La franc-maçonnerie et la conscience catholique/2

Imprimerie de l’Action Sociale Ltée (p. 9-15).

II

DÉNONCIATION DES FRANCS-MAÇONS


Sommaire : — Défense et protection. — Droit naturel. — S. Thomas et les théologiens modernes. — La Franc-Maçonnerie, force essentiellement destructive. — Prudence chrétienne. — Devoir impérieux.


Toute société, légitimement établie, possède le droit de se défendre contre toute agression injuste et de se protéger contre toute entreprise qui pourrait menacer son existence. C’est affaire de droit naturel et de droit commun. Donc, pour elle, nécessité de connaître ces agresseurs ; donc, pour tous ceux qui composent la société, obligation de dénoncer les noms de ces malfaiteurs qui complotent et préparent la désorganisation du corps social.

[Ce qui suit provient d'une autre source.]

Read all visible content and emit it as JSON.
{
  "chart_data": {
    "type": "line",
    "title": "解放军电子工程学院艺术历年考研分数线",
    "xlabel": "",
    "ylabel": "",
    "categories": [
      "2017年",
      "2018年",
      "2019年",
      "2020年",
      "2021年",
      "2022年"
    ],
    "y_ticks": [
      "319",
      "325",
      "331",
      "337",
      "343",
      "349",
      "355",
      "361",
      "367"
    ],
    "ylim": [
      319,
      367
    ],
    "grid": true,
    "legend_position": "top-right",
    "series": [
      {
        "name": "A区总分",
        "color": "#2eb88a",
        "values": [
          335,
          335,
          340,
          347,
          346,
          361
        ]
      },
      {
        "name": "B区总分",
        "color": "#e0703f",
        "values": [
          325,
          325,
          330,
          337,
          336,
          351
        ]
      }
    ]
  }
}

Le plus simple bon sens suffit pour dire à tous que l’on n’a pas le droit de se taire, qu’il y a même un devoir grave de conscience, de faire cette dénonciation, dût-on, de ce chef, encourir la haine des sectaires et s’exposer à leurs représailles : question préalable qu’il importe d’élucider dès maintenant, afin de bien faire voir à chacun l’étendue de son devoir vis-à-vis des francs-maçons.

Les théologiens s’accordent à reconnaître l’existence et la force coercitive de cette loi ; ils ne manquent pas non plus d’en préciser toute la rigueur.

S. Thomas, dans la Somme Théologique, nous dit : « Toutes les fois que le péché caché peut nuire au bien corporel ou spirituel d’autrui, il faut avertir l’autorité, car le bien public l’emporte sur le bien privé. Ce serait le cas, si un conspirateur essayait de s’emparer de la ville ou si quelqu’un voulait détruire la loi dans les âmes. »[1] L’exemple est typique. Un peu plus loin, dans l’article Ier de la question 68e de la même partie, il confirme cet enseignement. Billuart, dominicain du 18e siècle, et l’un des commentateurs les plus autorisés de S. Thomas, parle dans le même sens. Parmi les théologiens plus modernes, Konings, C. S. S. R., déclare que les particuliers sont tenus par charité, sous peine de péché grave, de dénoncer les malfaiteurs dangereux pour l’ordre public, qu’il s’agisse de l’état ou de l’Église, même s’ils devaient en souffrir. Bucceroni, S. J., dit encore que pour éviter un plus grand mal, il ne faut pas hésiter à dénoncer les fauteurs du mal qui se cachent. Une loi positive n’est même pas nécessaire, le danger public suffit pour justifier pareille démarche.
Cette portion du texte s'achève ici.